So the new Mayor, Boris Johnson, wants to get rid of bendybuses and bring back an up-to-date version of the Routemaster, complete with conductor. Excellent idea but he will have his work cut out. The most difficult task will be the accessibility regulations, originating from the EU, which mean that buses must be wheelchair-accessible.
This needs to challenged and derogation sought. It is motivated more by political correctness than a desire to make sure everyone can get about easily and affordably. Apart from anything else, a bus in which people can move about in wheelchairs will be a hazard to other people, for example those who are unsteady on their feet and need plenty of poles and things to hold on to, because grab rails cannot be placed where they are needed. Having had relatives and friends who were confined to wheelchairs, I am aware of the problem but I would certainly not have wanted to take them on any bus. For this, a good special taxi service is needed, using vehicles with proper anchorage points so that the wheelchairs can be held securely. And of course trained drivers.

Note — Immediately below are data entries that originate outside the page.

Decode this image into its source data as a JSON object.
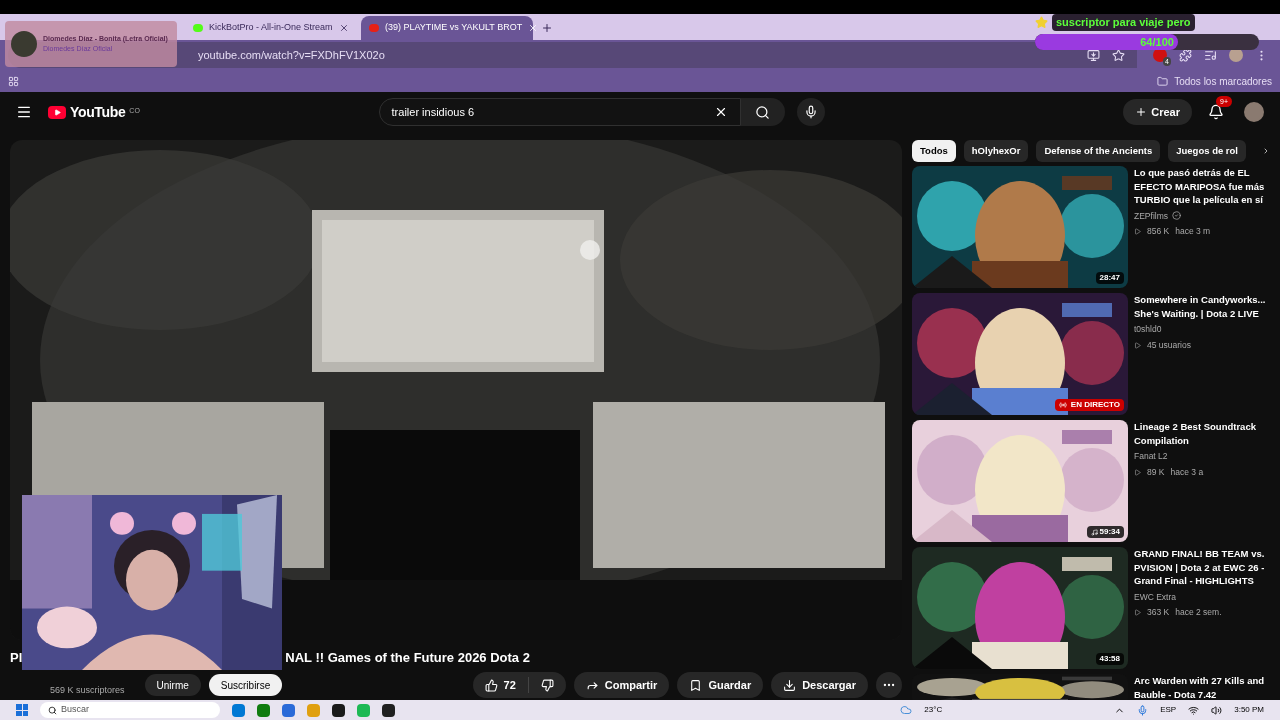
{
  "browser": {
    "tabs": [
      {
        "title": "KickBotPro - All-in-One Stream",
        "selected": false
      },
      {
        "title": "(39) PLAYTIME vs YAKULT BROT",
        "selected": true
      }
    ],
    "url": "youtube.com/watch?v=FXDhFV1X02o",
    "extension_badge": "4",
    "bookmarks_folder": "Todos los marcadores"
  },
  "stream_alert": {
    "song": "Diomedes Díaz - Bonita (Letra Oficial)",
    "artist": "Diomedes Díaz Oficial"
  },
  "goal": {
    "title": "suscriptor para viaje pero",
    "reading": "64/100",
    "level": 0.64
  },
  "youtube": {
    "logo": "YouTube",
    "region": "CO",
    "search": {
      "value": "trailer insidious 6"
    },
    "create": "Crear",
    "notifications": "9+"
  },
  "video": {
    "title_start": "Pl",
    "title_end": "NAL !! Games of the Future 2026 Dota 2",
    "subscribers": "569 K suscriptores",
    "join": "Unirme",
    "subscribe": "Suscribirse",
    "likes": "72",
    "share": "Compartir",
    "save": "Guardar",
    "download": "Descargar"
  },
  "chips": [
    {
      "label": "Todos",
      "selected": true
    },
    {
      "label": "hOlyhexOr",
      "selected": false
    },
    {
      "label": "Defense of the Ancients",
      "selected": false
    },
    {
      "label": "Juegos de rol",
      "selected": false
    }
  ],
  "recommendations": [
    {
      "kind": "video",
      "title": "Lo que pasó detrás de EL EFECTO MARIPOSA fue más TURBIO que la película en sí",
      "channel": "ZEPfilms",
      "verified": true,
      "views": "856 K",
      "age": "hace 3 m",
      "duration": "28:47"
    },
    {
      "kind": "live",
      "title": "Somewhere in Candyworks... She's Waiting. | Dota 2 LIVE",
      "channel": "t0shld0",
      "verified": false,
      "viewers": "45 usuarios",
      "badge": "EN DIRECTO"
    },
    {
      "kind": "music",
      "title": "Lineage 2 Best Soundtrack Compilation",
      "channel": "Fanat L2",
      "verified": false,
      "views": "89 K",
      "age": "hace 3 a",
      "duration": "59:34"
    },
    {
      "kind": "video",
      "title": "GRAND FINAL! BB TEAM vs. PVISION | Dota 2 at EWC 26 - Grand Final - HIGHLIGHTS",
      "channel": "EWC Extra",
      "verified": false,
      "views": "363 K",
      "age": "hace 2 sem.",
      "duration": "43:58"
    },
    {
      "kind": "partial",
      "title": "Arc Warden with 27 Kills and Bauble - Dota 7.42"
    }
  ],
  "taskbar": {
    "search": "Buscar",
    "weather": "23°C",
    "language": "ESP",
    "time": "3:50 PM"
  }
}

But making wheelchair spaces on buses means that the vehicles need to be about 3 metres longer than they would otherwise be; a modern bus is about 50% heavier than a Routemaster, and in these days when we are supposed to be using energy more efficiency, this is unacceptable. The bendybus is an unsatisfactory attempt to satisfy the conflicting requirements but it's the rules that need to bend. The concept only works properly as a tram, and if the powers insist, then the money must be found to construct new tramways.
If Johnson manages to secure a victory for commonsense, a further battle will lie ahead in achieving a satisfactory engineering solution. The front-engine rear-entrance bus is, or should be, a simple and robust unit, but whether a manufacturer will actually succeed in producing an adequate design is another matter.